Just be careful not to overcharge the car battery.   UPS has a built-in charger delivering about 1-2 amps so if your battery is fully discharged, it will take forever  to recharge.   You might need external charger with higher current  capacity. 

________________
Home Lighting Enthusiast


----------



## skvaditya (Dec 1, 2010)

Hi friends. I am new to this forum & found it very informative & useful.
I would like to ask a doubt. I m really not able to understand what fault is this in my UPS. 
I have a frontech 600VA UPS. I am running my desktop PC & a table lamp with 9W tube.
The table lamp is of different type. It has a choke & a starter as in tubelights.

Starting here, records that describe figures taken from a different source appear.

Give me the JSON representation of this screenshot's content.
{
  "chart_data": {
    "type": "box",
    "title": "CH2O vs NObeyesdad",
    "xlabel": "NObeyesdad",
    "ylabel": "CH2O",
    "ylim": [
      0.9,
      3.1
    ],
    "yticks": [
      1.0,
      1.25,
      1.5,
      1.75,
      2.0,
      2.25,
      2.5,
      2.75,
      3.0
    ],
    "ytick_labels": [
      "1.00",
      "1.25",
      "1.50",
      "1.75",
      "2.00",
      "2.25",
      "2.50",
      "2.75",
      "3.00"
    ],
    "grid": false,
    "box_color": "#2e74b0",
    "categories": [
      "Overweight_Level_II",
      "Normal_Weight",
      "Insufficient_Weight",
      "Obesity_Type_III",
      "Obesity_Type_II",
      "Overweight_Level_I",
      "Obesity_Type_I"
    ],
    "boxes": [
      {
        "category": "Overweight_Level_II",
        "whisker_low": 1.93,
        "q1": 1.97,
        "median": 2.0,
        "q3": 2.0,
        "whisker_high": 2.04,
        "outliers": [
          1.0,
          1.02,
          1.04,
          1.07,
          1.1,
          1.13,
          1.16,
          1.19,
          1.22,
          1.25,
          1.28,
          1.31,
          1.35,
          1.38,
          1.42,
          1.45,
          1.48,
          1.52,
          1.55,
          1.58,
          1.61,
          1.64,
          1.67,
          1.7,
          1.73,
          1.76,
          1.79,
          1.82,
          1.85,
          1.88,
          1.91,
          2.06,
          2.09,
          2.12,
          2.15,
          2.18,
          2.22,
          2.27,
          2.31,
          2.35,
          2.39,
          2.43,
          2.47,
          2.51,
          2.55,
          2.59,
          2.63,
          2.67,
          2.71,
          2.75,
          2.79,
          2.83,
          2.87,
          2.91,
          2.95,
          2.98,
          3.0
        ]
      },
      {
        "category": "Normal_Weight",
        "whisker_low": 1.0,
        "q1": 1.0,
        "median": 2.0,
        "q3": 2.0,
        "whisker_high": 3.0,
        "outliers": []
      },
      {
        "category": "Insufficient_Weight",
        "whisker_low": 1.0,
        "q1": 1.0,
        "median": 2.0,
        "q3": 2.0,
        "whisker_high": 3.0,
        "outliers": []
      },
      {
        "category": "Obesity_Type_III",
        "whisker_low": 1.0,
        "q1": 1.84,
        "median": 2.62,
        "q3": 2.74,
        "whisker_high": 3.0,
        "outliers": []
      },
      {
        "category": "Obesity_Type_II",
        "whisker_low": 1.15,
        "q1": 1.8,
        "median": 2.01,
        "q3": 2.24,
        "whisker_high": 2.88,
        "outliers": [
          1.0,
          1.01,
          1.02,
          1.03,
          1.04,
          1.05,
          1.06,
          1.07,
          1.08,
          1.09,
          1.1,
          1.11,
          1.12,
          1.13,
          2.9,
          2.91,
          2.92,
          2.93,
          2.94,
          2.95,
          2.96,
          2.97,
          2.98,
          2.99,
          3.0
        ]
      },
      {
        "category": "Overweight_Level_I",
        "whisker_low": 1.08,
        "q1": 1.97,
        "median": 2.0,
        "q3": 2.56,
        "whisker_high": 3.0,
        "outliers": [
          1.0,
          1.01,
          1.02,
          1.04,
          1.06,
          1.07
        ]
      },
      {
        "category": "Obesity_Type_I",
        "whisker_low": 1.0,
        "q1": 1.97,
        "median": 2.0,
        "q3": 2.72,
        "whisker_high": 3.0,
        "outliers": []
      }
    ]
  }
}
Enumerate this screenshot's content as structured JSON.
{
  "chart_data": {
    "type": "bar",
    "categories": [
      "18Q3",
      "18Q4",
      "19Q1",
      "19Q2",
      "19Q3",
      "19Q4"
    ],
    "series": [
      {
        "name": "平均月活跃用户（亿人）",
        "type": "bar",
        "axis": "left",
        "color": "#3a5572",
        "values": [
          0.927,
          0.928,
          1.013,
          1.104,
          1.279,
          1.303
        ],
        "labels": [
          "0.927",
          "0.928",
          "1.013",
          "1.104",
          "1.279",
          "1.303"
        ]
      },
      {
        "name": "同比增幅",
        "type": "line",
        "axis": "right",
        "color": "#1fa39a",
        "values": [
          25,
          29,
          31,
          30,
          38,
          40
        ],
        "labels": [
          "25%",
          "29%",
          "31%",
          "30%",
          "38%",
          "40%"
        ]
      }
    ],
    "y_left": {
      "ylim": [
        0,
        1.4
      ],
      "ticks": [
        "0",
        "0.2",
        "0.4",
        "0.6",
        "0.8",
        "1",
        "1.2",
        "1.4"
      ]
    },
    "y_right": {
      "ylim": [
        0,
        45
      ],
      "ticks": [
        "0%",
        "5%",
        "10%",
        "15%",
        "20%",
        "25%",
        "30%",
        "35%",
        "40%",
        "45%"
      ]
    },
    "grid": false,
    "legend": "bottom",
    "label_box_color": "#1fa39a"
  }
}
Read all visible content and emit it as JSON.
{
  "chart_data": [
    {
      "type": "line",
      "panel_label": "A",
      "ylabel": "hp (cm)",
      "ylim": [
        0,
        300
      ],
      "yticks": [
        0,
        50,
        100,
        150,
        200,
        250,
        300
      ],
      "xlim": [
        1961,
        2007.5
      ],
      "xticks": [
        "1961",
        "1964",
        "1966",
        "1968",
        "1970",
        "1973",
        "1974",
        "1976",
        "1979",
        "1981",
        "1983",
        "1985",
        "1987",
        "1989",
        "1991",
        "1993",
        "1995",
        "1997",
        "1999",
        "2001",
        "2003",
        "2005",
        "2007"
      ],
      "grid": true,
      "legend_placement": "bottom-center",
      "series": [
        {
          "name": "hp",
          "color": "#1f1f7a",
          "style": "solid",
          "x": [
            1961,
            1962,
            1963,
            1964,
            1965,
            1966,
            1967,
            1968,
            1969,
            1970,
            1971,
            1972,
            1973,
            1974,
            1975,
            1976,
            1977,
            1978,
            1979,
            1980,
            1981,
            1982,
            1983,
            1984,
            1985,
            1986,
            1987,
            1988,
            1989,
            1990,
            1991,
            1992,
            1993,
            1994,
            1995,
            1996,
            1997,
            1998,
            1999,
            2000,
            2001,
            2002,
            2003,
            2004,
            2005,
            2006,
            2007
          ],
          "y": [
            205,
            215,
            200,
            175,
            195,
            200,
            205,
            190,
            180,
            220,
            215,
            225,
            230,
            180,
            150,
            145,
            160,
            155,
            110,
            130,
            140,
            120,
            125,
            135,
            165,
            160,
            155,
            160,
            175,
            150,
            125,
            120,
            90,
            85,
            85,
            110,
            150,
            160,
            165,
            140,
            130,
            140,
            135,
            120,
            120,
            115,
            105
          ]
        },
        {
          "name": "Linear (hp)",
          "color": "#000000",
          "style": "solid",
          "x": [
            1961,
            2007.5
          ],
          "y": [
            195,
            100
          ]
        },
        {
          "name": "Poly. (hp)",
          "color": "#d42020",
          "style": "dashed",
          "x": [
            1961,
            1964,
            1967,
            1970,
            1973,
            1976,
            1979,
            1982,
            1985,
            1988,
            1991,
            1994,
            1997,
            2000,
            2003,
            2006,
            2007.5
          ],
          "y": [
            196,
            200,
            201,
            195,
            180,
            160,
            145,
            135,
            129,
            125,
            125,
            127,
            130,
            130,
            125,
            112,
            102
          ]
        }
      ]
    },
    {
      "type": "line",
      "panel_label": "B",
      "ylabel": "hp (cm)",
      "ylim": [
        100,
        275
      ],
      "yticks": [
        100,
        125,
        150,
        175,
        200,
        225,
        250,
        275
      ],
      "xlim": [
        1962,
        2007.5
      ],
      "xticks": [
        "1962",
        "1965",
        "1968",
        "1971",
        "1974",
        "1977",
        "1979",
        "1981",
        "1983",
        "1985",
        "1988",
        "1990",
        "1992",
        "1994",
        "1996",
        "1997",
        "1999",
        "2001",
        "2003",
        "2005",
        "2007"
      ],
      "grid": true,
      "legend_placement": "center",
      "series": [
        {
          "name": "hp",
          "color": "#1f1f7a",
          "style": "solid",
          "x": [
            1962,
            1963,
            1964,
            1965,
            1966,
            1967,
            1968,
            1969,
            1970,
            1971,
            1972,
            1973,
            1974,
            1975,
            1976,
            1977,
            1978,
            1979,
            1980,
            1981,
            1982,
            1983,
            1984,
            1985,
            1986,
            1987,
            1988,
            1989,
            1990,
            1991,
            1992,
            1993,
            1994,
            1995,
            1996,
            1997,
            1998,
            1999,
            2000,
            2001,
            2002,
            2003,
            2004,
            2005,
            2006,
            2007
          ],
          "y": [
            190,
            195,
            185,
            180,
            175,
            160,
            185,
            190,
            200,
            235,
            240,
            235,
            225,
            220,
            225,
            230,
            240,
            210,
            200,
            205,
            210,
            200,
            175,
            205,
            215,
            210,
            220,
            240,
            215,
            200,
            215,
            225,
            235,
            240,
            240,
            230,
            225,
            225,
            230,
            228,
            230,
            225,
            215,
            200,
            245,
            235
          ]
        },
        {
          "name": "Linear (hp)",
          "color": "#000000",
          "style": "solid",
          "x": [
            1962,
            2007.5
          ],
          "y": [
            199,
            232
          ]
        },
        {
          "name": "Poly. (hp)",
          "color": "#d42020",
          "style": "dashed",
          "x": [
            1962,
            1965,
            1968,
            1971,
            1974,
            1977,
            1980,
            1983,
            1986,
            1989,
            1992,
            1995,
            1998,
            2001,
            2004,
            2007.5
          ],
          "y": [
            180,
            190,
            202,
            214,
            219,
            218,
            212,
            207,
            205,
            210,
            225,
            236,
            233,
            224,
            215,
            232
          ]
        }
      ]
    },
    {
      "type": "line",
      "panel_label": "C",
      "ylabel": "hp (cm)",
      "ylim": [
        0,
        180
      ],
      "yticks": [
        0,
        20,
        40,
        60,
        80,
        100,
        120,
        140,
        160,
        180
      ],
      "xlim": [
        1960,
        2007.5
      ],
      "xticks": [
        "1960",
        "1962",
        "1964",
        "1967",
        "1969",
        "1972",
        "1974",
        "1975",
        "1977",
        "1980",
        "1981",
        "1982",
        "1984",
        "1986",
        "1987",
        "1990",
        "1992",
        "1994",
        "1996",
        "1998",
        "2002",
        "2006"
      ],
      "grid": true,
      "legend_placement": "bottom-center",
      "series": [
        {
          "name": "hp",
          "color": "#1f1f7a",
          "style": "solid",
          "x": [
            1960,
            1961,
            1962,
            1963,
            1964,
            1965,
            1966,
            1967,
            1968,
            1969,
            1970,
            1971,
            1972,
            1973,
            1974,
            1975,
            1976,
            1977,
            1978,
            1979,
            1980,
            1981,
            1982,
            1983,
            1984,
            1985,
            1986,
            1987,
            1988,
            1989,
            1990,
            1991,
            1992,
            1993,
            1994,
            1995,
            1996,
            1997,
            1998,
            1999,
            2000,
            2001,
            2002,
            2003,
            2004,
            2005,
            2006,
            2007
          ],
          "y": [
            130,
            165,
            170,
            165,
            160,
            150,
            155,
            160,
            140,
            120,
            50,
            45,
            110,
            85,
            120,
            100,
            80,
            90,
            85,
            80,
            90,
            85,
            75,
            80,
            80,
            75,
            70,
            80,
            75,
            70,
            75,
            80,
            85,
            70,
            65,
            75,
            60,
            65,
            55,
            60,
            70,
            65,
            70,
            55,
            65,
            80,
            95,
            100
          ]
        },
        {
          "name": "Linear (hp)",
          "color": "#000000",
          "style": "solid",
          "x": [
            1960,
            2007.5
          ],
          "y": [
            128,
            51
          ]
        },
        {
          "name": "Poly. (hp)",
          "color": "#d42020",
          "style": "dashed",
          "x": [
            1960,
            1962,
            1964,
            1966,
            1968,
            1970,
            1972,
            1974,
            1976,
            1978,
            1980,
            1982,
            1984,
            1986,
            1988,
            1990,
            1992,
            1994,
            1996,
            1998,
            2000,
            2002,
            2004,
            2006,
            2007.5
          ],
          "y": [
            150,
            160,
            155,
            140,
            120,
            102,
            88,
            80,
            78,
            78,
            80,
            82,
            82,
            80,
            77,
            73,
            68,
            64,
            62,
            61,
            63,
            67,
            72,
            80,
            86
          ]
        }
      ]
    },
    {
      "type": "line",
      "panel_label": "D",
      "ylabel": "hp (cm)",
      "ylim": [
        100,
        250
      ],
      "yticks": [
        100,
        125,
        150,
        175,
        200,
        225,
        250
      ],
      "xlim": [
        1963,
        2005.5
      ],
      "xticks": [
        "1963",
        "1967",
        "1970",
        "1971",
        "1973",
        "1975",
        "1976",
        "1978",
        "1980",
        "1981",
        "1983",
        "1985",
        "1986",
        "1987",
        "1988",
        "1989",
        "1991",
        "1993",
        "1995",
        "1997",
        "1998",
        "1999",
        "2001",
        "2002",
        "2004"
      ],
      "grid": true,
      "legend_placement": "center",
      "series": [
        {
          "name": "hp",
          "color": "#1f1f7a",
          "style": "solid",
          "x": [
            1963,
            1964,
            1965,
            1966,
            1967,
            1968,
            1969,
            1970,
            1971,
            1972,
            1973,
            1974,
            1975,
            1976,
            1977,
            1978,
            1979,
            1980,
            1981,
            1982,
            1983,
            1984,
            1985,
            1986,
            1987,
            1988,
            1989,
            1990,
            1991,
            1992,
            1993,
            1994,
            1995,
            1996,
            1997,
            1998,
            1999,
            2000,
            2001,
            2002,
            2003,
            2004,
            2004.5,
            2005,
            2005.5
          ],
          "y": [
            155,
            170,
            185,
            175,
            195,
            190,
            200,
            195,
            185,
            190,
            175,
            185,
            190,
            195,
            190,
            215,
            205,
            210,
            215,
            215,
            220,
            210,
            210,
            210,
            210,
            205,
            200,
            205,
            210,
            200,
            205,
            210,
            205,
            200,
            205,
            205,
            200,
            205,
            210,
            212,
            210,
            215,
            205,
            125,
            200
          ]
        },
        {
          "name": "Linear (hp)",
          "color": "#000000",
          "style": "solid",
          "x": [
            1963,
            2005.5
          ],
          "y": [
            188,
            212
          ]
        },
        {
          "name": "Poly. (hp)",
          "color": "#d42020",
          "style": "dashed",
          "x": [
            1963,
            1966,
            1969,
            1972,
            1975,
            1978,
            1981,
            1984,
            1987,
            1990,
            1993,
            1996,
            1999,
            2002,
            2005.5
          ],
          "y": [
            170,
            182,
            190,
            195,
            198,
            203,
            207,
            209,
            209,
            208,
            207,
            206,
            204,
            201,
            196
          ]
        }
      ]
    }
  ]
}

When power goes off, I noticed that my PC runs easily for 20-25 min & when the battery is about to go off, its siren blows continuously as indicated in normal working of UPS. But when I run the table lamp, it runs hardly for 2-3 min & that also is switches off without any siren or warning ring. I cant understand what fault is this. Can you all give some insight over it?
Thnx in advance.
Adi


----------



## manoj_299 (Dec 2, 2010)

I have APC 650 VA UPS using it from 3 yrs. It connect to a 11w table lamp + Broadband wifi router (Huawei) + All out (Mosquito killer). It power my room with enough light to have in room during power cut and I continue my work on Laptop. It gives 2.5 hr+ light without Laptop connected. With laptop connected it gives 40 mins only (90w Laptop charger of 17" laptop)


----------



## pnrkumar (Dec 2, 2010)

Now there is a 3 CFL UPS available for 2.5k. YOu can plugin 3 CFL Lights. Very useful for home and small shops.


----------



## gagan007 (Dec 2, 2010)

manoj_299 said:


> I have APC 650 VA UPS using it from 3 yrs. It connect to a 11w table lamp + Broadband wifi router (Huawei) + All out (Mosquito killer). It power my room with enough light to have in room during power cut and I continue my work on Laptop. It gives 2.5 hr+ light without Laptop connected. With laptop connected it gives 40 mins only (90w Laptop charger of 17" laptop)



wwwo hhho...when will I get such a USP. I earlier had a Frontech UPS, its battery went kaput, so recently I purchased an APC one. But that too gives only about 10 mins of backup to my PC


----------



## manoj_299 (Dec 3, 2010)

I have no PC now. I gave it to my cousin, It was PIII 1.13 ghz. It was giving 20-22 mins backup. I just keep UPS for me to power my Laptop and home. I will go for new desktop next year


----------